Trastevere

Walks

Via della Lungara

Via della LungaraStarted by Pope Alexander VI Borgia (1492-1503) as a straight route to St. Peter's. Finished by Pope Julius II della Rovere (1503-13), who enjoyed town planning so much that he opened Via Giulia, named after him and paralleling this one on the other side of the Tiber.

The riverside of this street used to have buildings and gardens down to the water's edge.

When the embankments were built at the end of the last century, the river-edge buildings were torn down.

Since the Tiber overflowed its banks frequently, boats were used along this street up to the beginning of this century.


Plaque to the Deported Jewish

The "Dark Ages" did not end in 1300. A sad reminder that in 1944 under German occupation 1000 Jews were sent from here to the concentration camps: only 16 returned.

Via della Lungara, 81c

On the side of Palazzo Salviati, now a military compound, is Church of St. Giuseppe alla Lungara (started 947 AD, completely remodeled in the 19 C). A Monastery used to be next door.

Via della Lungara, 50


Borgia House

Now the shop of a kind carpenter. In 1492-1503 Pope Alexander VI Borgia reigned. His bullying bastard son Caesar killed and pillaged in an attempt to extend the Borgia influence into the future by conquering vast lands.

Beneath this modest private house are supposedly two secret tunnels, one to the river, the other to the Vatican. Caesar would lure his victims (including his own brother), kill them and dispose of their bodies in the river. If things went badly he could escape through the other tunnel into the safe haven of the Vatican.

Via della Lungara, 46


Carcere di Regina Coeli

(Queen of Heaven Jail). This undistinguished structure houses swindlers and "fraudsters" while they await trial (recently it has seen some of Italy's top dogs). On the back streets messages are shouted out to the lawyer; or laments waft out on the night air: "Voglio una donna!' (I want a woman!), or the more heart rending "Voglio la mamma!" (I want my mamma!).

Via della Lungara, 29


Convento del Buon Pastore

Founded in 1615 by the Order of the Barefoot Dominicans. It was to house "Repentant Women, Sinners and the Condemned" and later unwed mothers and their babies. The last nuns were ousted in 1980 by the City of Rome, but the Church is trying to get the building back.
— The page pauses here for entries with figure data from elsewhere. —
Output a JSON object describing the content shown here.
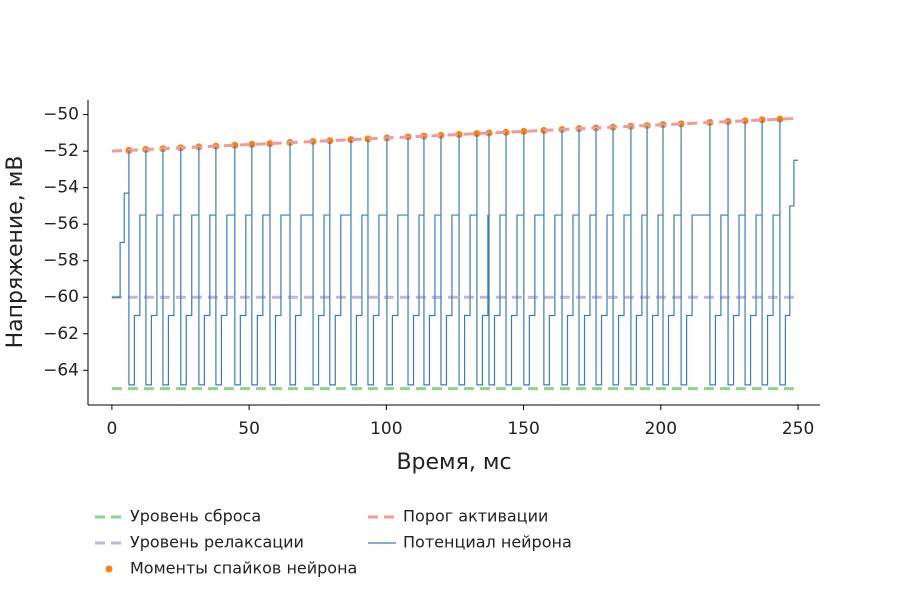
{
  "chart_data": {
    "type": "line",
    "xlabel": "Время, мс",
    "ylabel": "Напряжение, мВ",
    "xlim": [
      -8.7,
      258
    ],
    "ylim": [
      -65.9,
      -49.2
    ],
    "xticks": [
      0,
      50,
      100,
      150,
      200,
      250
    ],
    "yticks": [
      {
        "value": -64,
        "label": "−64"
      },
      {
        "value": -62,
        "label": "−62"
      },
      {
        "value": -60,
        "label": "−60"
      },
      {
        "value": -58,
        "label": "−58"
      },
      {
        "value": -56,
        "label": "−56"
      },
      {
        "value": -54,
        "label": "−54"
      },
      {
        "value": -52,
        "label": "−52"
      },
      {
        "value": -50,
        "label": "−50"
      }
    ],
    "legend": "bottom",
    "series": [
      {
        "name": "Уровень сброса",
        "color": "#8fd18f",
        "dash": true,
        "x": [
          0,
          250
        ],
        "values": [
          -65,
          -65
        ]
      },
      {
        "name": "Уровень релаксации",
        "color": "#c7b2e6",
        "dash": true,
        "x": [
          0,
          250
        ],
        "values": [
          -60,
          -60
        ]
      },
      {
        "name": "Моменты спайков нейрона",
        "color": "#ff7f0e",
        "markers": true,
        "x": [
          6.2,
          12.4,
          18.6,
          25.1,
          31.7,
          37.9,
          44.8,
          51.0,
          57.6,
          64.9,
          73.3,
          79.4,
          87.1,
          93.3,
          100.2,
          107.9,
          113.7,
          119.9,
          126.5,
          133,
          137.4,
          143.6,
          150.1,
          157.4,
          164,
          170.2,
          176.4,
          182.6,
          189.1,
          195,
          200.8,
          207.4,
          217.9,
          224.5,
          230.7,
          236.9,
          243.4
        ],
        "values": [
          -51.96,
          -51.91,
          -51.87,
          -51.82,
          -51.77,
          -51.73,
          -51.68,
          -51.63,
          -51.59,
          -51.53,
          -51.47,
          -51.43,
          -51.37,
          -51.33,
          -51.28,
          -51.22,
          -51.18,
          -51.14,
          -51.09,
          -51.04,
          -51.01,
          -50.97,
          -50.92,
          -50.87,
          -50.82,
          -50.77,
          -50.73,
          -50.69,
          -50.64,
          -50.6,
          -50.55,
          -50.51,
          -50.43,
          -50.38,
          -50.34,
          -50.29,
          -50.25
        ]
      },
      {
        "name": "Порог активации",
        "color": "#f09a9a",
        "dash": true,
        "x": [
          0,
          250
        ],
        "values": [
          -52,
          -50.2
        ]
      },
      {
        "name": "Потенциал нейрона",
        "color": "#3b7db8",
        "step": true,
        "x": [
          0,
          3,
          4.5,
          6.2,
          6.2,
          8.2,
          10.2,
          12.4,
          12.4,
          14.4,
          16.4,
          18.6,
          18.6,
          20.6,
          22.6,
          25.1,
          25.1,
          27.1,
          29.1,
          31.7,
          31.7,
          33.7,
          35.7,
          37.9,
          37.9,
          39.9,
          41.9,
          44.8,
          44.8,
          46.8,
          48.8,
          51.0,
          51.0,
          53,
          55,
          57.6,
          57.6,
          59.6,
          61.6,
          64.9,
          64.9,
          66.9,
          68.9,
          73.3,
          73.3,
          75.3,
          77.3,
          79.4,
          79.4,
          81.4,
          83.4,
          87.1,
          87.1,
          89.1,
          91.1,
          93.3,
          93.3,
          95.3,
          97.3,
          100.2,
          100.2,
          102.2,
          104.2,
          107.9,
          107.9,
          109.9,
          111.9,
          113.7,
          113.7,
          115.7,
          117.7,
          119.9,
          119.9,
          121.9,
          123.9,
          126.5,
          126.5,
          128.5,
          130.5,
          133,
          133,
          135,
          137,
          137.4,
          137.4,
          139.4,
          141.4,
          143.6,
          143.6,
          145.6,
          147.6,
          150.1,
          150.1,
          152.1,
          154.1,
          157.4,
          157.4,
          159.4,
          161.4,
          164,
          164,
          166,
          168,
          170.2,
          170.2,
          172.2,
          174.2,
          176.4,
          176.4,
          178.4,
          180.4,
          182.6,
          182.6,
          184.6,
          186.6,
          189.1,
          189.1,
          191.1,
          193.1,
          195,
          195,
          197,
          199,
          200.8,
          200.8,
          202.8,
          204.8,
          207.4,
          207.4,
          209.4,
          211.4,
          217.9,
          217.9,
          219.9,
          221.9,
          224.5,
          224.5,
          226.5,
          228.5,
          230.7,
          230.7,
          232.7,
          234.7,
          236.9,
          236.9,
          238.9,
          240.9,
          243.4,
          243.4,
          245.4,
          247,
          248.5,
          250
        ],
        "values": [
          -60,
          -57,
          -54.3,
          -51.96,
          -64.8,
          -61,
          -55.5,
          -51.91,
          -64.8,
          -61,
          -55.5,
          -51.87,
          -64.8,
          -61,
          -55.5,
          -51.82,
          -64.8,
          -61,
          -55.5,
          -51.77,
          -64.8,
          -61,
          -55.5,
          -51.73,
          -64.8,
          -61,
          -55.5,
          -51.68,
          -64.8,
          -61,
          -55.5,
          -51.63,
          -64.8,
          -61,
          -55.5,
          -51.59,
          -64.8,
          -61,
          -55.5,
          -51.53,
          -64.8,
          -61,
          -55.5,
          -51.47,
          -64.8,
          -61,
          -55.5,
          -51.43,
          -64.8,
          -61,
          -55.5,
          -51.37,
          -64.8,
          -61,
          -55.5,
          -51.33,
          -64.8,
          -61,
          -55.5,
          -51.28,
          -64.8,
          -61,
          -55.5,
          -51.22,
          -64.8,
          -61,
          -55.5,
          -51.18,
          -64.8,
          -61,
          -55.5,
          -51.14,
          -64.8,
          -61,
          -55.5,
          -51.09,
          -64.8,
          -61,
          -55.5,
          -51.04,
          -64.8,
          -61,
          -55.5,
          -51.01,
          -64.8,
          -61,
          -55.5,
          -50.97,
          -64.8,
          -61,
          -55.5,
          -50.92,
          -64.8,
          -61,
          -55.5,
          -50.87,
          -64.8,
          -61,
          -55.5,
          -50.82,
          -64.8,
          -61,
          -55.5,
          -50.77,
          -64.8,
          -61,
          -55.5,
          -50.73,
          -64.8,
          -61,
          -55.5,
          -50.69,
          -64.8,
          -61,
          -55.5,
          -50.64,
          -64.8,
          -61,
          -55.5,
          -50.6,
          -64.8,
          -61,
          -55.5,
          -50.55,
          -64.8,
          -61,
          -55.5,
          -50.51,
          -64.8,
          -61,
          -55.5,
          -50.43,
          -64.8,
          -61,
          -55.5,
          -50.38,
          -64.8,
          -61,
          -55.5,
          -50.34,
          -64.8,
          -61,
          -55.5,
          -50.29,
          -64.8,
          -61,
          -55.5,
          -50.25,
          -64.8,
          -61,
          -55,
          -52.5,
          -52.5
        ]
      }
    ]
  }
}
Today part of it has been taken over by the feminists who have interesting cultural activities. The restaurant for women only is open for dinner, just around the corner on Via San Francesco di Sales.

Via della Lungara, 21


St. Giacomo in Settimiano

Although founded in the mists of time (1198 AD), its continual restorations have effaced most traces of any venerability. Inside Gian Lorenzo Bernini (1598-1680) sculpted a macabre little Memorial of a skeleton holding a parchment. The Monastery next to it and the Lunatic Asylum were torn down in the 1880s to make way for the highway along the Tiber.

Via della Lungara

Around the corner on Via San Francesco di Sales and Via della Lungara 21, at the Southeast corner of Salita del Boun Pastore are vestiges of an ancient tufa construction, probably the stables that Raphael built for Agostino Chigi but also said to contain vestiges of a Roman aqueduct.